Irene rakes up East Coast, shuts down New York
The roof of an ocean front house is destroyed by strong winds from Hurricane Irene at Cape Hatteras National Seashore in Rodanthe, North Carolina August 27, 2011. Reuters

The city that never sleeps started shutting down at midday on Saturday, with nearly all businesses except a smattering of food and liquor stores closing and public transportation coming to a halt ahead of Hurricane Irene.

With the 530 mile-wide storm moving up the East Coast unleashing winds of 85 miles per hour and due to hit New York City late on Saturday or early Sunday, Mayor Michael Bloomberg ordered an unprecedented evacuation of 370,000 people from low-lying areas.

But many appeared to defy the evacuation order. Only 1,400 people had checked into emergency shelters, and an unknown number chose instead to stay with family and friends outside the evacuation zone, Bloomberg said.

Despite the persistent warnings and ominous skies, the neighborhood around Brooklyn's Coney Island -- within the danger zone -- was calm. Parked cars lined the streets, and there was no sign of a mass exodus.

They are right, we should be evacuating, but we are not, said John Visconti, 47, who owns an auto repair business and lives on the ground floor of his building in the nearby Brighton Beach area of Brooklyn. We just want to stay home and hope for the best. We should be OK.

The evacuation zones included shiny apartment buildings in Manhattan's wealthy Battery Park City, working class Red Hook in Brooklyn and run-down public housing in Coney Island -- all neighborhoods at the water's edge.

If the neighborhood is eventually legitimately flooded, I have food and books and whiskey, said attorney Neal D'Amato, 31, who ignored Bloomberg's pleas on the TV set on a shelf above him while sipping a beer at the Red Hook Bait and Tackle shop bar.

He said he would ride out the storm in his fourth-floor apartment.

A public transit system that moves 8.5 million people per weekday shut down as a precaution, another first that left commuters to flag down yellow taxis and livery cabs that were patrolling largely deserted streets.

The network of 468 subway stations, 324 bus routes and two commuter rail lines was unlikely to be functioning when Monday morning's commute begins, Bloomberg said, and electricity in lower Manhattan including Wall Street could be out for days should the utility Consolidated Edison decide to preemptively shut off power.

The New York Stock Exchange expects a normal trading session on Monday.

One of the danger zones, the Financial District surrounding Wall Street was largely deserted, with clusters of pedestrians with suitcases hailing cabs to get to higher ground.

This is going to be a very serious storm, no matter what the track is, no matter how much it weakens.
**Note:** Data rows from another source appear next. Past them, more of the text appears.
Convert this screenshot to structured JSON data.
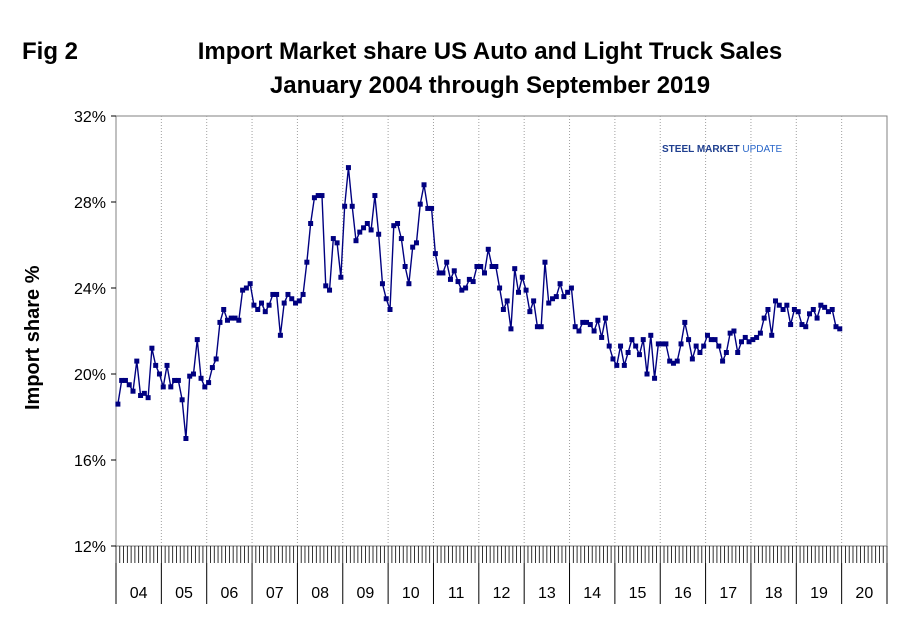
{
  "figure": {
    "label": "Fig 2",
    "title_line1": "Import Market share US Auto and Light Truck Sales",
    "title_line2": "January 2004 through September 2019",
    "logo_bold": "STEEL MARKET",
    "logo_light": " UPDATE"
  },
  "chart_data": {
    "type": "line",
    "title": "Import Market share US Auto and Light Truck Sales January 2004 through September 2019",
    "xlabel": "",
    "ylabel": "Import share %",
    "ylim": [
      12,
      32
    ],
    "yticks": [
      "12%",
      "16%",
      "20%",
      "24%",
      "28%",
      "32%"
    ],
    "ytick_values": [
      12,
      16,
      20,
      24,
      28,
      32
    ],
    "year_labels": [
      "04",
      "05",
      "06",
      "07",
      "08",
      "09",
      "10",
      "11",
      "12",
      "13",
      "14",
      "15",
      "16",
      "17",
      "18",
      "19",
      "20"
    ],
    "x_start": "2004-01",
    "x_end": "2019-09",
    "grid": "vertical dotted by year",
    "line_color": "#000080",
    "series": [
      {
        "values": [
          18.6,
          19.7,
          19.7,
          19.5,
          19.2,
          20.6,
          19.0,
          19.1,
          18.9,
          21.2,
          20.4,
          20.0,
          19.4,
          20.4,
          19.4,
          19.7,
          19.7,
          18.8,
          17.0,
          19.9,
          20.0,
          21.6,
          19.8,
          19.4,
          19.6,
          20.3,
          20.7,
          22.4,
          23.0,
          22.5,
          22.6,
          22.6,
          22.5,
          23.9,
          24.0,
          24.2,
          23.2,
          23.0,
          23.3,
          22.9,
          23.2,
          23.7,
          23.7,
          21.8,
          23.3,
          23.7,
          23.5,
          23.3,
          23.4,
          23.7,
          25.2,
          27.0,
          28.2,
          28.3,
          28.3,
          24.1,
          23.9,
          26.3,
          26.1,
          24.5,
          27.8,
          29.6,
          27.8,
          26.2,
          26.6,
          26.8,
          27.0,
          26.7,
          28.3,
          26.5,
          24.2,
          23.5,
          23.0,
          26.9,
          27.0,
          26.3,
          25.0,
          24.2,
          25.9,
          26.1,
          27.9,
          28.8,
          27.7,
          27.7,
          25.6,
          24.7,
          24.7,
          25.2,
          24.4,
          24.8,
          24.3,
          23.9,
          24.0,
          24.4,
          24.3,
          25.0,
          25.0,
          24.7,
          25.8,
          25.0,
          25.0,
          24.0,
          23.0,
          23.4,
          22.1,
          24.9,
          23.8,
          24.5,
          23.9,
          22.9,
          23.4,
          22.2,
          22.2,
          25.2,
          23.3,
          23.5,
          23.6,
          24.2,
          23.6,
          23.8,
          24.0,
          22.2,
          22.0,
          22.4,
          22.4,
          22.3,
          22.0,
          22.5,
          21.7,
          22.6,
          21.3,
          20.7,
          20.4,
          21.3,
          20.4,
          21.0,
          21.6,
          21.3,
          20.9,
          21.6,
          20.0,
          21.8,
          19.8,
          21.4,
          21.4,
          21.4,
          20.6,
          20.5,
          20.6,
          21.4,
          22.4,
          21.6,
          20.7,
          21.3,
          21.0,
          21.3,
          21.8,
          21.6,
          21.6,
          21.3,
          20.6,
          21.0,
          21.9,
          22.0,
          21.0,
          21.5,
          21.7,
          21.5,
          21.6,
          21.7,
          21.9,
          22.6,
          23.0,
          21.8,
          23.4,
          23.2,
          23.0,
          23.2,
          22.3,
          23.0,
          22.9,
          22.3,
          22.2,
          22.8,
          23.0,
          22.6,
          23.2,
          23.1,
          22.9,
          23.0,
          22.2,
          22.1
        ]
      }
    ]
  }
}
This is a life-threatening storm to people here, Bloomberg said.

Staying behind is dangerous, staying behind is foolish and it's against the law.

PLASTIC SHEETS AND SANDBAGS

Outside the W Hotel near the World Trade Center site of the September 11 attacks, Tamara Steil, 57, who is visiting from Michigan, waited for a hotel shuttle to take her to a midtown Manhattan hotel.

We were here to spend money on restaurants and bars, but all these places are closed, she said, as she shared a pack of beer with other stragglers.

The South Street Seaport, which on a typical summer Saturday would be full of tourists, was nearly abandoned, the storefronts and restaurants boarded up or covered in plastic sheets, sandbags protecting the doors.

At the New Zealand Bar and Grille, co-owners Michelle Noble-Cassano and Diane Honeywell recruited a group of visiting firefighters from Canada, offering food and beer in exchange for their help taping shut windows before closing.

At a Manhattan Whole Foods -- which stayed open all night on Friday -- the check-out lines extended across the store as scores of people stocked up on water, canned foods and other items, before finally closing at 10 a.m. on Saturday.

I was a little surprised that they're closing the MTA (public transportation), especially since so many people depend on it, said Jacob Varghese, 34, who bought canned food to take home.

At a Home Depot store in Manhattan, store clerks said they planned to stay open throughout the storm, but early on Saturday it had already run out of flashlights, duct tape, rope and tarps.

The greatest danger to New Yorkers was a potential tidal surge, the mayor said. Residents should prepare for power outages and flooding, he added.

This is not a joke. Your life could be in danger, he said. It isn't cute to sit there and say, 'I'm tougher than any storm.' They don't know what they're talking about.